What you want to see:

[Extension Host] Extension activated!
[Extension Host] Created lock file at ~/.claude/ide/<port>.lock
[Extension Host] Set CLAUDE_CODE_SSE_PORT=<port>

And zero Underlying ArrayBuffer has been detached errors. If they do appear, it's almost always one of:

  1. Stale browser or PWA cache. Safari aggressively caches workbench.js. Open regular Safari (not a Home Screen shortcut) and test there first.
  2. Container running an old image. After rebuilding base.Dockerfile, recreate (not just restart): docker compose up -d --force-recreate.
  3. Patch failed silently. The pre/post grep checks should make this impossible, but re-run the build and watch for VSBuffer.slice WebKit patch applied OK to confirm.

PWA cache reset (when needed)

With no-cache, must-revalidate headers on the Caddy proxy, Safari re-fetches workbench.js on each open and stale-cache issues after deploys should be rare.

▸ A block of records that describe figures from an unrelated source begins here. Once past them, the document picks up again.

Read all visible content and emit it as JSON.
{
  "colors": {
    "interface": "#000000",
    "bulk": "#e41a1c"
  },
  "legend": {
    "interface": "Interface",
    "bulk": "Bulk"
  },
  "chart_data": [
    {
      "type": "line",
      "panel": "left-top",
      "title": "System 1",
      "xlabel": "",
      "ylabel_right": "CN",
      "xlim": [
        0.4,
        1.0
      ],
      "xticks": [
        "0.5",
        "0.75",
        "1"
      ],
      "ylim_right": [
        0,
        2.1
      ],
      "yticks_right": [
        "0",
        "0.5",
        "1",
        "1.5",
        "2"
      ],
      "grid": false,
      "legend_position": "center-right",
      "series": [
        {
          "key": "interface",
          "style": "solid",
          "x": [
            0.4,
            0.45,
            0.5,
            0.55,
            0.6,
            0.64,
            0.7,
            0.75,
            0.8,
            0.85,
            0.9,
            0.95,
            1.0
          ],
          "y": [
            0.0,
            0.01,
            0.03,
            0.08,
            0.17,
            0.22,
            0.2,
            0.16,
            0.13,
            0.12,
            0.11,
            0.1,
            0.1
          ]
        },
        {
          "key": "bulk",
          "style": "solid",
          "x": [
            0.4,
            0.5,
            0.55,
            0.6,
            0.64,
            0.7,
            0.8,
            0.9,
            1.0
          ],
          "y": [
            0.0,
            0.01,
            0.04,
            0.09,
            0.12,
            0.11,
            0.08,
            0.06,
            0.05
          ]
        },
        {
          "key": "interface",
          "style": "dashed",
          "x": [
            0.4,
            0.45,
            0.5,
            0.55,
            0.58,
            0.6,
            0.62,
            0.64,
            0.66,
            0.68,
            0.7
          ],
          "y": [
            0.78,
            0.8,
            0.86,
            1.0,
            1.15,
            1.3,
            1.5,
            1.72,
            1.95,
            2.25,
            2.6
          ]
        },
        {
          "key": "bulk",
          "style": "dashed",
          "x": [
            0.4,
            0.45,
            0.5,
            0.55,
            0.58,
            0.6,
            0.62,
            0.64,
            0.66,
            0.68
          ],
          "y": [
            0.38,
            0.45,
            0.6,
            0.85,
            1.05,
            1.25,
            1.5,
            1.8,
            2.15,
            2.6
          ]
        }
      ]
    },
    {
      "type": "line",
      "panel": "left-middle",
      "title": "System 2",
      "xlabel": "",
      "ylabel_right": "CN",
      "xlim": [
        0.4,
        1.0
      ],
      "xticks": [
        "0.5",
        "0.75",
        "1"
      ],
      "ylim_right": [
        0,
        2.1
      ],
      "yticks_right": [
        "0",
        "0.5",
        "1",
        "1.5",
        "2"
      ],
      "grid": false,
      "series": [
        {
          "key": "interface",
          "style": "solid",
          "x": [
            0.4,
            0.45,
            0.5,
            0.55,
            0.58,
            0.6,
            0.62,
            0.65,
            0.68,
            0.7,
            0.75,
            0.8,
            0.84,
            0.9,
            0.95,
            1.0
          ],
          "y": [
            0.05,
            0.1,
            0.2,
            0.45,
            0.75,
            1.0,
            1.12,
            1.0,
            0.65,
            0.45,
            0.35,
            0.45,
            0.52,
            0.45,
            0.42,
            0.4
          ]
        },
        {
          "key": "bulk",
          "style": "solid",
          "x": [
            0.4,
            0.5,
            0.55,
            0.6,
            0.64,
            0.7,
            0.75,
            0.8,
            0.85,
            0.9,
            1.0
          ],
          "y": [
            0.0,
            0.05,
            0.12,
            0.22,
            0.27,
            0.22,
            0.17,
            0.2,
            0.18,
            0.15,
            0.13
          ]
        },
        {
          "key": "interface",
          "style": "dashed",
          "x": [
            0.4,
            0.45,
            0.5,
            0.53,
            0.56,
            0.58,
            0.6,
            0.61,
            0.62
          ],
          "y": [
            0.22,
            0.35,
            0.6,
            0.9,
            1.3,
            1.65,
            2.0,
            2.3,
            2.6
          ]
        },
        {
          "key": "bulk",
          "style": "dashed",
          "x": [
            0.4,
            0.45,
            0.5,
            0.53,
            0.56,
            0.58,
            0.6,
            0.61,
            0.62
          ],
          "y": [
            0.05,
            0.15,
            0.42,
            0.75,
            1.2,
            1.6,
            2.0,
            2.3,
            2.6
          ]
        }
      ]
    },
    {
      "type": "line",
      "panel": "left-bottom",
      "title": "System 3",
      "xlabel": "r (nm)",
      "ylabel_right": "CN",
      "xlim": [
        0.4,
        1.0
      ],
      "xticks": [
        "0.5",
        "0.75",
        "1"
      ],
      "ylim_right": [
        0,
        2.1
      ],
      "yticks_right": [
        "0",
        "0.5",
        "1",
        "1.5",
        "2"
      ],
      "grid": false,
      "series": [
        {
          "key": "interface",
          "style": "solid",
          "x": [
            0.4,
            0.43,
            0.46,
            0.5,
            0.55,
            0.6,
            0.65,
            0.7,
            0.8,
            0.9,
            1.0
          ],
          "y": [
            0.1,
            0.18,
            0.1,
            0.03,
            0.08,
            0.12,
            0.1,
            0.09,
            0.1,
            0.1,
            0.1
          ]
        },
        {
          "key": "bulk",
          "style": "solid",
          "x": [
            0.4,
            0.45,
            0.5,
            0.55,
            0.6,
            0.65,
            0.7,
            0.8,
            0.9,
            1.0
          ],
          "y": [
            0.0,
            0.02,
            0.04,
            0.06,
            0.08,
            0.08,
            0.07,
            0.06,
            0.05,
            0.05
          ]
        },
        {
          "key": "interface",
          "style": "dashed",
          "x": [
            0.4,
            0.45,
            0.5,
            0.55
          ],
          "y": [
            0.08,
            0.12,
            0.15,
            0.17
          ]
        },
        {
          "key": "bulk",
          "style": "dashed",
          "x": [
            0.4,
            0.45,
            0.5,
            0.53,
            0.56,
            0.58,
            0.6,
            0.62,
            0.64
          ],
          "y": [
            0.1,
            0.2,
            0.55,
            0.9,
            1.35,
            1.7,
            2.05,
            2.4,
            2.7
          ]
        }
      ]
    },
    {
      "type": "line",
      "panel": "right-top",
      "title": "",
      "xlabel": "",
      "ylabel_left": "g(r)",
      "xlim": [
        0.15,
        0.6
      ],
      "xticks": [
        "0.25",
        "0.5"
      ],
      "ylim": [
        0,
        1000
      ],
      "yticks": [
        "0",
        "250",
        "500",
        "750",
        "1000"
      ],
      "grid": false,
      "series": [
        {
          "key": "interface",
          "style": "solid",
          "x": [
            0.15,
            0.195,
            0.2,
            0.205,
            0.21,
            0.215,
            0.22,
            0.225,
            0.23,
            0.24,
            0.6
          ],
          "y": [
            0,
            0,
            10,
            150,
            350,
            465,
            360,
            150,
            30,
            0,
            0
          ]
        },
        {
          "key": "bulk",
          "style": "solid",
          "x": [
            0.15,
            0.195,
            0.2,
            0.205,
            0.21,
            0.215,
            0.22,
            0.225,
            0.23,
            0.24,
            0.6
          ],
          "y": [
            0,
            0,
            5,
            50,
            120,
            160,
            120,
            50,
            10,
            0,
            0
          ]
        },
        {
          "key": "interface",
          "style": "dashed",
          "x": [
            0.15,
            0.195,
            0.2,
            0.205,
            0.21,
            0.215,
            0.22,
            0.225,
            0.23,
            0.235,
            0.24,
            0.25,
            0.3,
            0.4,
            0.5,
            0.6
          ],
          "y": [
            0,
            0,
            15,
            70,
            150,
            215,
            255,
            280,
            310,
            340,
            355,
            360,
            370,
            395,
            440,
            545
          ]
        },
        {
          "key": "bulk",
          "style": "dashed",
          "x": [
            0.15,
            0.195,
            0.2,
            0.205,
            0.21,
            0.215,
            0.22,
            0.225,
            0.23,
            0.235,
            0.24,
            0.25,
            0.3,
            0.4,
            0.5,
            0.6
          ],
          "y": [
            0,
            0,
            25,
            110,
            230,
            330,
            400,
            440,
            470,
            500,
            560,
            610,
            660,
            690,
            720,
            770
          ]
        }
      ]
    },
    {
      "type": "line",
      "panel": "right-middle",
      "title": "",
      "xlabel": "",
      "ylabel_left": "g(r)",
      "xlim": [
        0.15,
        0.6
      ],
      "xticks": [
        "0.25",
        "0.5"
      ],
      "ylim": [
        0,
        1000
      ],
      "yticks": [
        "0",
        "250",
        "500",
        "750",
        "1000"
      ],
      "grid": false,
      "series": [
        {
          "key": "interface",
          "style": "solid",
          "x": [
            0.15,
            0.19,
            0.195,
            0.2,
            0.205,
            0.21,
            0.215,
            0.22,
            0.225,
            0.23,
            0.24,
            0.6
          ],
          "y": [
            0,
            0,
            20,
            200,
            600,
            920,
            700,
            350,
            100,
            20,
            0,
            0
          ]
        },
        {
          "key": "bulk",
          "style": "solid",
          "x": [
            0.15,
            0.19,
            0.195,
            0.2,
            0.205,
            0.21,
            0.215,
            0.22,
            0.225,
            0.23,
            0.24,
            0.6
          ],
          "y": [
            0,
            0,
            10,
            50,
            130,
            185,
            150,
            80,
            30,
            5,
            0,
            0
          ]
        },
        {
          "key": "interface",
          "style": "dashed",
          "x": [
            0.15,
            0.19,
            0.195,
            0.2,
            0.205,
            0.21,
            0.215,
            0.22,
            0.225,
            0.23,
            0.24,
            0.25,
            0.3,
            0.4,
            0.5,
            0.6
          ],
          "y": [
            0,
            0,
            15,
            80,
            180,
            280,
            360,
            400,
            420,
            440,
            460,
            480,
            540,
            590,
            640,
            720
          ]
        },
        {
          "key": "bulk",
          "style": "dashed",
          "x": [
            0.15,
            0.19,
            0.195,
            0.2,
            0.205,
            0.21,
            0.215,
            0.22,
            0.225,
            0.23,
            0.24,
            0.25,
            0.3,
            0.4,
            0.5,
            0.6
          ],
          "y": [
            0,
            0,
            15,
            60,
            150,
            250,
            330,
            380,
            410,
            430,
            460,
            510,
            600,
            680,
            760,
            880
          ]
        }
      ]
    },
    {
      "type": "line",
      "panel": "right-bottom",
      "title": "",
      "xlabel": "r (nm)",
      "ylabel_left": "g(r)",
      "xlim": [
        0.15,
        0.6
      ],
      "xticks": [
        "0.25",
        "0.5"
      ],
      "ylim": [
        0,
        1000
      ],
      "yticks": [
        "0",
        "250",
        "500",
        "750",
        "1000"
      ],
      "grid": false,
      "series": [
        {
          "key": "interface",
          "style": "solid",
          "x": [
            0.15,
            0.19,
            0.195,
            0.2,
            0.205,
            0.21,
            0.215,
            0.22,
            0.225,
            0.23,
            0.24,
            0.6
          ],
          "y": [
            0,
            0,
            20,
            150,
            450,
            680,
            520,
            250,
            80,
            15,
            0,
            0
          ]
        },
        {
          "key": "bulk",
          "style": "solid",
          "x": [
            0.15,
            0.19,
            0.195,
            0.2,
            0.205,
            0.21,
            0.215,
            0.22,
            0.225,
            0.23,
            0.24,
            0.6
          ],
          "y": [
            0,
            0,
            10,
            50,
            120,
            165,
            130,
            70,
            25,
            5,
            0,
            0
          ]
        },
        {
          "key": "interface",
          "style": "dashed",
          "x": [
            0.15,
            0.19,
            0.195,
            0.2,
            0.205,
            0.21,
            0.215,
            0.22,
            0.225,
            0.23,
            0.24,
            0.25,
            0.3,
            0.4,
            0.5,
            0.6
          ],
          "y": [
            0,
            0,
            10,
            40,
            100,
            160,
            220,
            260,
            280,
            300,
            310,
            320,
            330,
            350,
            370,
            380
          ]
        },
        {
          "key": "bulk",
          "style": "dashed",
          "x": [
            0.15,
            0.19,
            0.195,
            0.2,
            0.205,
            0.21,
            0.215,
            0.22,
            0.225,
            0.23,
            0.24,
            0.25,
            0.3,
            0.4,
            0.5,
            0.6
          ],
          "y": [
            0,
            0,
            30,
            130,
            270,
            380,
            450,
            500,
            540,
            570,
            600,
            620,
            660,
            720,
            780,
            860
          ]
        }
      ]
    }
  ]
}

If the server is verified healthy but Claude Code still shows blank only from a Home Screen shortcut (works in regular Safari), the shortcut has a stale PWA cache:

  1. Delete the Home Screen shortcut (long-press → Remove App).
  2. Settings → Safari → Clear History and Website Data, or remove the specific domain from Advanced → Website Data.
  3. Open the URL in regular Safari first, log in, confirm Claude Code renders.
  4. Share → Add to Home Screen to recreate the shortcut.

On Mac Safari: Develop → Empty Caches, then reload.


When to remove the patch

Remove the VSBuffer.slice WebKit patch block from base.Dockerfile when:

  1. code-server ships a WebKit-safe IPC bundle. Check coder/code-server releases for notes about VSBuffer.slice or "Safari webview blank." If unsure, grep the new bundle: grep 'buffer.subarray(i,e)' workbench.js — zero matches means code-server fixed it (and the pre-condition test -eq 1 will fail the build, signaling time to remove the patch block).
  2. VS Code reverts or refactors VSBuffer.slice in a way that doesn't hold a view across a transferable boundary. Watch for follow-ups to microsoft/vscode#76076.
  3. Migration off code-server entirely.